Sandbox / chrome-sandbox
Electron 41 on Linux requires kernel.unprivileged_userns_clone=1 (default on Arch, Ubuntu 24+, Debian 12+) or AppImage's --no-sandbox fallback. Most modern distros need no extra setup.
Distro-agnostic guarantee
AppImages built natively on a rolling distro (e.g., Arch / CachyOS) link against recent glibc and may not run on stable distros (Ubuntu 22.04, Debian 12). Use --containerized to build against the wide-compat electronuserland/builder:base baseline (Ubuntu 18.04 / glibc 2.27).
Format choice: why AppImage first
Linux desktop apps in this space split across formats: VS Code ships .deb + .rpm + Snap; Discord ships AppImage + .deb; Slack ships .deb + .rpm; Cursor and Obsidian ship AppImage.

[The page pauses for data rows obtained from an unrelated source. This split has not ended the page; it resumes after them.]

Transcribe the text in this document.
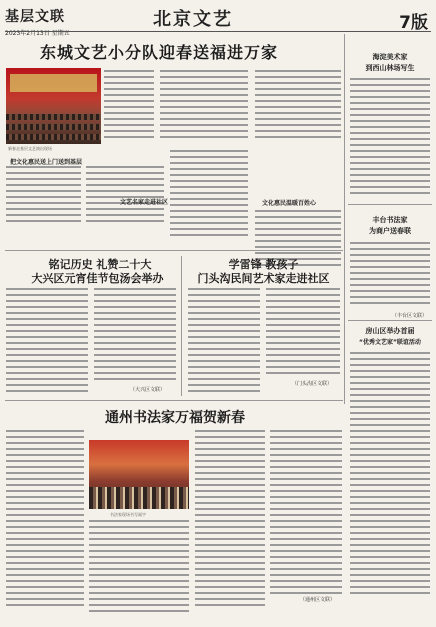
基层文联
2023年2月13日 星期五
北京文艺	7版
东城文艺小分队迎春送福进万家
新春走基层文艺演出现场
把文化惠民送上门送到基层
文艺名家走进社区	文化惠民温暖百姓心
海淀美术家
到西山林场写生
丰台书法家
为商户送春联
（丰台区文联）
房山区举办首届
“优秀文艺家”联谊活动
铭记历史 礼赞二十大
大兴区元宵佳节包汤会举办
（大兴区文联）
学雷锋 教孩子
门头沟民间艺术家走进社区
（门头沟区文联）
通州书法家万福贺新春
书法家现场书写福字
（通州区文联）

We start with AppImage because it is universal (one artifact runs on any glibc-compatible distro), needs no repo plumbing, and integrates cleanly with the namespace-scoped install layout. .deb / .rpm / Snap / Flatpak can land incrementally if user demand surfaces.
Out of scope (later phases)
- AppImage signing (
--signed) — deferred pending a GPG key infrastructure decision and a user-facing verification flow design (no ETA). - AppImage auto-update feed (
latest-linux.yml) — the linux electron-builder config has nopublishblock wired, so a generated feed would point users at a feed that never updates. Tracked alongside signing. - Additional package formats:
.deb,.rpm, Snap, Flatpak. - Linux entry in
ci.yml(release lanes only build linux; PR validation does not yet).
--to dmg is manual-install DMG output only. Any builder-generated updater metadata such as latest-mac.yml or
.blockmap files is treated as scratch and cleaned from the builder directory; release-beta generates the authoritative
latest-mac.yml feed during release asset preparation, pointing at the update ZIP.